Отрадно видеть, что тотальная неактуальность поэта-как-тусовщика, адепта бесконечных и уныло-ненужных, рабьи натужных Поэтических Вечеров доходит до своей инкарнации и в наших палестинах. Замечательные устроители “Иерусалимского Поэтического Салона” (имя собирательное) прочувствовали на своем бытийном экспириенсе совершенную неактуальность и несостоятельность такого рода деятельности. Приходившие в мусагетовы чертоги сии посетители (публика) — потребителями на пиршестве муз, тем не менее, именуемы быть не могли, да и не стремились: колбаса в золотых зубах не дает забыть о прозе жизни. И поэтому надо искренне приветствовать Тот исихастский bias уединения, внутреннего “умного делания”, который предполагает (щелчок!) обширный регистр наблюдения за собой, акцентировку того, что сам сказал, подвижническую работу не на травяных слетах мухиных птенцов тусе, но — неподдельную отвагу бесконечного письма. Если кому-то до сих пор не было ясно, я имел в виду единственного духовидческого медиатора между еритагом Иоанна Мосха и нами, иерусалимского отшельника — Александра Бараша. Обнял же я здесь, “по фактографии”, как уточняет Организатор, несколько вещей хронотопически разнопоместных: Иерусалимский поэтический клуб, Иерусалимский поэтический альманах и, собственно (инициально московский) Эпсилон-Салон. Помимо А. Бараша в жизнедеятельности этих зачинаний принимал концептуальное участие и Михаил Король, а также другие менее запоминающиеся персонажи. Вечер же, на котором возник “исторический инсайт” с золотыми зубами, был, между тем, вечер ЗЕРКАЛА.
Резюмируя лозунгово — в пандан блестящей фразе времен Первого Левиафана — магического символизма еврейской мистики, возвращаемого ныне к актуальной жизни (“Репрезентация бороды пророка — худшая из порнографий”), уймем наше затянувшееся размышление фразовидным компонентом Нового Гнозиса: “Посещение и устроение поэтических вечеров — какальная потуга имитации жизни”.
Европа, между тем, катится в червивые уделы Нового Интернационального Халифата. Улицы университетских средневековых столиц полны черным дымом немытых лиц, прибывших из Ма-Гриба и Междуречья на сытый прокорм в унавоженных веками трудолюбия континентально-европейских пенатах. В Лондоне, между тем, тоже жить нельзя, муслимские — к сожалению, не магомаевские — агрессивно-мрачные забои игольчато вспорят нежное подбрюшье всякого приблудного нутра. Их прибывает и прибывает. Они размножаются со скоростью, далеко превышающей кроличью.

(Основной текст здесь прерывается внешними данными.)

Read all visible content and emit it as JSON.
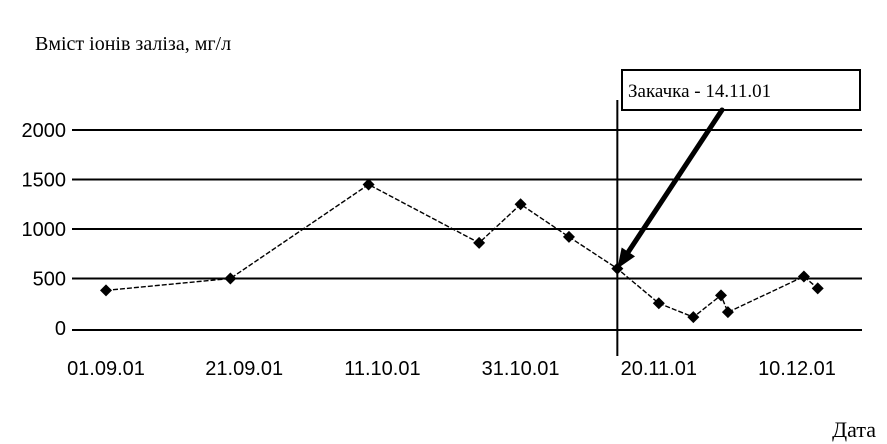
{
  "chart_data": {
    "type": "line",
    "title": "Вміст іонів заліза, мг/л",
    "xlabel": "Дата",
    "ylabel": "",
    "x_axis_type": "date",
    "x_ticks": [
      "01.09.01",
      "21.09.01",
      "11.10.01",
      "31.10.01",
      "20.11.01",
      "10.12.01"
    ],
    "xlim": [
      "2001-09-01",
      "2001-12-20"
    ],
    "y_ticks": [
      0,
      500,
      1000,
      1500,
      2000
    ],
    "ylim": [
      0,
      2000
    ],
    "grid": "horizontal",
    "legend": "none",
    "series": [
      {
        "marker": "diamond",
        "line_style": "dashed",
        "color": "#000000",
        "points": [
          {
            "x": "2001-09-01",
            "y": 380
          },
          {
            "x": "2001-09-19",
            "y": 500
          },
          {
            "x": "2001-10-09",
            "y": 1450
          },
          {
            "x": "2001-10-25",
            "y": 860
          },
          {
            "x": "2001-10-31",
            "y": 1250
          },
          {
            "x": "2001-11-07",
            "y": 920
          },
          {
            "x": "2001-11-14",
            "y": 600
          },
          {
            "x": "2001-11-20",
            "y": 250
          },
          {
            "x": "2001-11-25",
            "y": 110
          },
          {
            "x": "2001-11-29",
            "y": 330
          },
          {
            "x": "2001-11-30",
            "y": 160
          },
          {
            "x": "2001-12-11",
            "y": 520
          },
          {
            "x": "2001-12-13",
            "y": 400
          }
        ]
      }
    ],
    "vertical_line": {
      "x": "2001-11-14"
    },
    "annotation": {
      "text": "Закачка - 14.11.01",
      "points_to": {
        "x": "2001-11-14",
        "y": 600
      }
    }
  }
}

Швейцарцы и русские умирают с приставкой ВЫ-Живут в нашем двадцатилетнем будущем ОДНИ лишь арабские скакуны, огромные елдаки которых исправно издрачивают вдрызг ненасытные разросшиеся мохнатые вульвы их многочисленных постевропейских бесноватых жен.
Куда смотрят феминистки? Впрочем, они, как и все прогрессивное засмердевшееся антиглобалистское человечество, обуяны синдромом само-ненависти, коллективного Симулякра само-устранения, бездарного суицида, построенного на антиеврейской повестке дня. Лекция Жака Деррида — главного философического бестелесно-пузырчатого агента уходящей эпохи словоблудия, озвучившего в новой тель-авивской опере идеи всеобъемлющей госпитальности, приятия Другого в себя вплоть до самоаннигиляции, — эта идейность руководит нынешним суицидом говеющей арабофильской Европы.
Ксенофобия фашиста? Против Мамая и Чингиза — надо быть беловоротничковым осмологом близорукого чувырла, чтобы не увидеть летальный вектор этой опасности. В столетнем промежутке от нас Белый и Блок истерически боялись Желтой угрозы, предчувствовали… Гибель их (европейского) мира под натиском желтолицых и узковеких псевдоскифских племен с Востока представлялась им реальностью, достойной Предупреждения. Белому, к примеру, всюду мерещился “японец” — злобный элемент мировой энтропии… Сегодня же другой Восток выступает как генезисный источник убийственной демографической экспансии этих “квази-беженцев”, а по правде – по-хозяйски себя ощущающих дикорожих бармалеев, пришедших вольготно попировать за европейский счет. Только этого им мало. Не желая европеизироваться, они давлением своей все более увеличивающейся массы преобразовывают старушку Европу на свой мутантский кошмарный лад. Платки бесчисленных тупых жен, дилерская гугнивая кислотность, повсеместный уклад насилия, ужасная лень потомственных бездельников, наглость площадных и трамвайных криков, местничество, нетерпимость к окружающему… И везде одно и то же… По какому оборотистому праву арабы оккупировали Скандинавию — не ясно. Разве норвежцы были (на манер колониально-французской или британской) империей и должны теперь кровавой юшкой нахаркивать в свой белый снег гортанные слезы раскаяния: расплачиваться за несуществующий Магриб или Пакистан? Как эти рукоблудые и игривозадые дети безблагодатной пустыни не дохнут среди фьордов — тоже загадка. Постоянные демонстрации: защита прав, требование Денег, захват (муниципальной) власти… Во многих районах города Парижа полицейские празднуют труса — не смеют, кокардистые мрази, смелые лишь на слабых, даже сунуться: у восточноземых свои насекомые законы, своя культура Мест Силы.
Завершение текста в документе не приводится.